En train, cette fois, le trajet est plus long que celui qui nous avait conduits de Gauriac à Saint-André-de-Cubzac. Nous nous enfonçons dans le pays et nous nous rapprochons rapidement du Lot-et-Garonne, en remontant le fleuve. A l'arrivée à Langon, je me sens comme parachuté. Dans cette petite ville, nous nous orientons et remontons progressivement vers la vaste zone commerciale (je suis surpris de sa taille par rapport à celle de la ville). J'appelle Leclerc Sports pour savoir si Karima peut trouver des sandales de randonnée dans le magasin mais mon interlocutrice me répond par la négative. Que va nous apporter cette journée ? Nous décidons de renverser le cours plutôt négatif des choses et j'invite mon épouse à aller voir tout de même dans le magasin et finalement, elle peut y acheter ses fameuses sandales ! Le sourire revient de son côté. Il en faut peu. Mais ce chemin, ou plutôt ce périple, nous apprend qu'il faut s'en satisfaire à chaque instant que nous en avons l'occasion. J'appelle Marion, notre hôte du soir qui travaille avec Fabrice (il m'en avait informé auparavant par téléphone) pour qu'elle se rende sur place. Il nous faut alors franchir les derniers ronds-points et cette circulation permanente nous épuise nerveusement. J'ai hâte d'arriver au gîte (nous passons devant une dernière boulangerie qui pourra être utile le lendemain matin) et celui-ci vient à point nommé, aux toutes premières encablures de la forêt landaise.

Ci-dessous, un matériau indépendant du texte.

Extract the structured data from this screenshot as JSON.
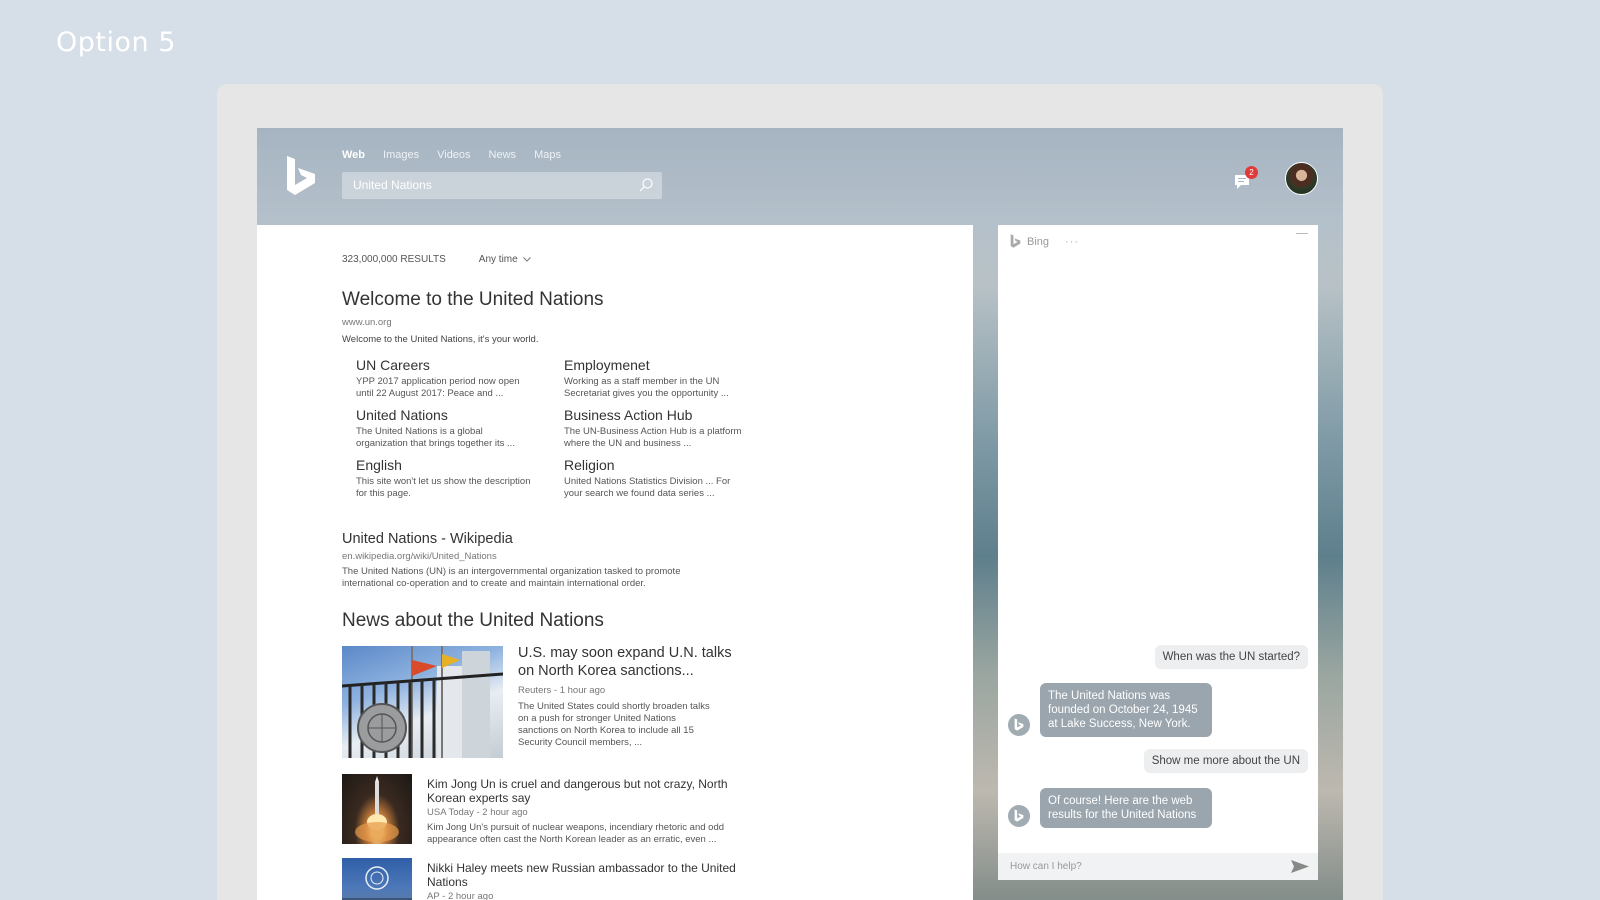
{
  "option_label": "Option 5",
  "nav": {
    "items": [
      "Web",
      "Images",
      "Videos",
      "News",
      "Maps"
    ],
    "active": "Web"
  },
  "search": {
    "value": "United Nations"
  },
  "notifications": {
    "count": "2"
  },
  "results": {
    "count": "323,000,000 RESULTS",
    "time_filter": "Any time",
    "main": {
      "title": "Welcome to the United Nations",
      "url": "www.un.org",
      "description": "Welcome to the United Nations, it's your world.",
      "deep_links": [
        {
          "title": "UN Careers",
          "desc": "YPP 2017 application period now open until 22 August 2017: Peace and ..."
        },
        {
          "title": "Employmenet",
          "desc": "Working as a staff member in the UN Secretariat gives you the opportunity ..."
        },
        {
          "title": "United Nations",
          "desc": "The United Nations is a global organization that brings together its ..."
        },
        {
          "title": "Business Action Hub",
          "desc": "The UN-Business Action Hub is a platform where the UN and business ..."
        },
        {
          "title": "English",
          "desc": "This site won't let us show the description for this page."
        },
        {
          "title": "Religion",
          "desc": "United Nations Statistics Division ... For your search we found data series ..."
        }
      ]
    },
    "wiki": {
      "title": "United Nations - Wikipedia",
      "url": "en.wikipedia.org/wiki/United_Nations",
      "description": "The United Nations (UN) is an intergovernmental organization tasked to promote international co-operation and to create and maintain international order."
    },
    "news_heading": "News about the United Nations",
    "news": [
      {
        "title": "U.S. may soon expand U.N. talks on North Korea sanctions...",
        "source": "Reuters - 1 hour ago",
        "desc": "The United States could shortly broaden talks on a push for stronger United Nations sanctions on North Korea to include all 15 Security Council members, ..."
      },
      {
        "title": "Kim Jong Un is cruel and dangerous but not crazy, North Korean experts say",
        "source": "USA Today - 2 hour ago",
        "desc": "Kim Jong Un's pursuit of nuclear weapons, incendiary rhetoric and odd appearance often cast the North Korean leader as an erratic, even ..."
      },
      {
        "title": "Nikki Haley meets new Russian ambassador to the United Nations",
        "source": "AP - 2 hour ago"
      }
    ]
  },
  "chat": {
    "title": "Bing",
    "more": "···",
    "messages": [
      {
        "from": "user",
        "text": "When was the UN started?"
      },
      {
        "from": "bot",
        "text": "The United Nations was founded on October 24, 1945 at Lake Success, New York."
      },
      {
        "from": "user",
        "text": "Show me more about the UN"
      },
      {
        "from": "bot",
        "text": "Of course! Here are the web results for the United Nations"
      }
    ],
    "input_placeholder": "How can I help?"
  }
}
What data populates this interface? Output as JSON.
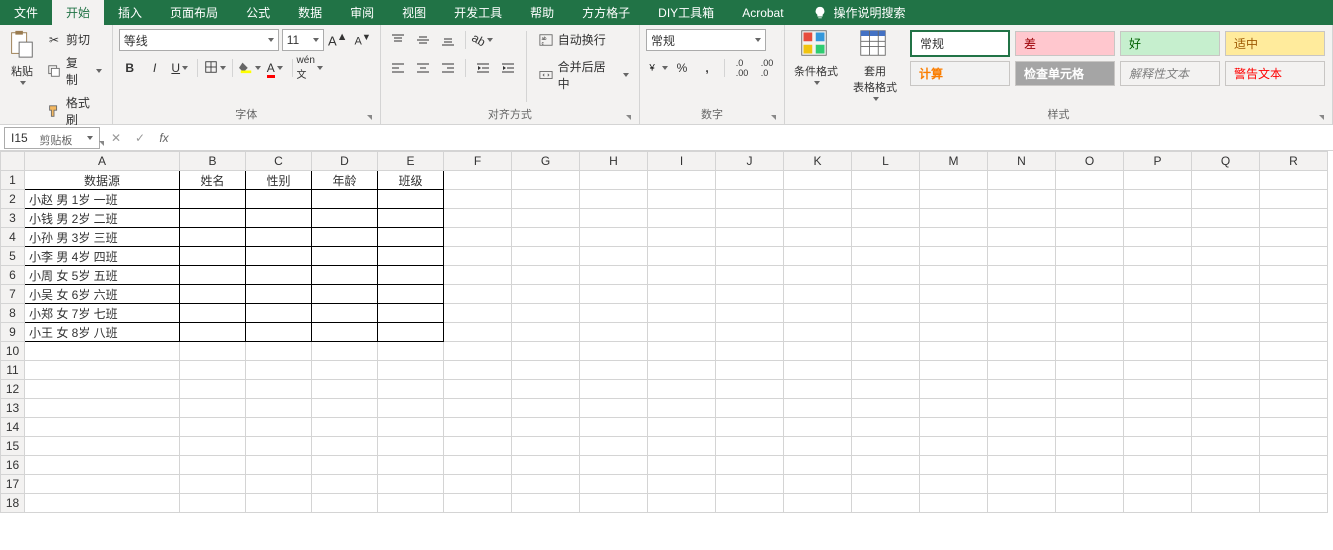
{
  "tabs": {
    "file": "文件",
    "home": "开始",
    "insert": "插入",
    "pagelayout": "页面布局",
    "formulas": "公式",
    "data": "数据",
    "review": "审阅",
    "view": "视图",
    "developer": "开发工具",
    "help": "帮助",
    "fangge": "方方格子",
    "diy": "DIY工具箱",
    "acrobat": "Acrobat",
    "tellme": "操作说明搜索"
  },
  "clipboard": {
    "paste": "粘贴",
    "cut": "剪切",
    "copy": "复制",
    "formatpainter": "格式刷",
    "group": "剪贴板"
  },
  "font": {
    "name": "等线",
    "size": "11",
    "group": "字体"
  },
  "align": {
    "wrap": "自动换行",
    "merge": "合并后居中",
    "group": "对齐方式"
  },
  "number": {
    "fmt": "常规",
    "group": "数字"
  },
  "styles": {
    "cond": "条件格式",
    "table": "套用\n表格格式",
    "normal": "常规",
    "bad": "差",
    "good": "好",
    "neutral": "适中",
    "calc": "计算",
    "check": "检查单元格",
    "explain": "解释性文本",
    "warn": "警告文本",
    "group": "样式"
  },
  "namebox": "I15",
  "sheet": {
    "cols": [
      "A",
      "B",
      "C",
      "D",
      "E",
      "F",
      "G",
      "H",
      "I",
      "J",
      "K",
      "L",
      "M",
      "N",
      "O",
      "P",
      "Q",
      "R"
    ],
    "headers": {
      "A": "数据源",
      "B": "姓名",
      "C": "性别",
      "D": "年龄",
      "E": "班级"
    },
    "rows": [
      {
        "r": 2,
        "A": "小赵 男 1岁 一班"
      },
      {
        "r": 3,
        "A": "小钱 男 2岁 二班"
      },
      {
        "r": 4,
        "A": "小孙 男 3岁 三班"
      },
      {
        "r": 5,
        "A": "小李 男 4岁 四班"
      },
      {
        "r": 6,
        "A": "小周 女 5岁 五班"
      },
      {
        "r": 7,
        "A": "小吴 女 6岁 六班"
      },
      {
        "r": 8,
        "A": "小郑 女 7岁 七班"
      },
      {
        "r": 9,
        "A": "小王 女 8岁 八班"
      }
    ],
    "maxrow": 18
  }
}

Karima dans les hauteurs de Langon
9 octobre 2021

Malgré onze kilomètres de marche "seulement" (six le matin et cinq l'après-midi), tous les services sont à proximité et nous pourrons nous rendre au restaurant (Au Bureau) délestés du poids des sacs et en sandales. Au gîte, nous sommes accueillis rapidement mais avec courtoisie par Marion. Nous avons une partie de l'espace qui est à nous. Très vite, je comprends que les lieux datent, peut-être d'une quarantaine d'années même s'il y a quelques brochures et un bureau pour accueillir les clients de passage. Une partie nous est réservée, avec les sanitaires et la chambre et à peine la porte ouverte, nous sommes saisis par la forte humidité ambiante. C'est comme si les lieux n'avaient pas été occupés depuis longtemps. Pourtant, les locaux ne sont pas sales pour autant. Je rappelle Marion pour comprendre le fonctionnement de la chasse d'eau qui fonctionne comme le reste de la pièce à l'électricité (!) et après mon coup de fil, j'aperçois la petite affiche manuscrite qui explique la même chose ! Ah, les affiches... Après un repas correct, nous savons que nous allons bientôt de nouveau quitter la civilisation. Nous nous endormons avec l'idée de découvrir très vite la forêt landaise...



Profil de l'étape : De Villenave-d'Ornon à Cadaujac, le tracé suit la D 1113 sur une trajectoire sud / sud-est. Il n'y a rien de particulier sur cette route, qui quitte progressivement la ville au fur et à mesure que l'on progresse vers le sud. Les écarts de relief ne sont pas significatifs. De la gare de Langon au gîte Les Châtaigniers, il faut par contre monter le long de la N 124 sur quelques hectomètres, un effort assez brut qui fait mal aux jambes. La fin de cette portion d'étape n'est pas particulièrement difficile, hormis par la succession de ronds-points qui nécessite d'être très vigilant par rapport au trafic routier.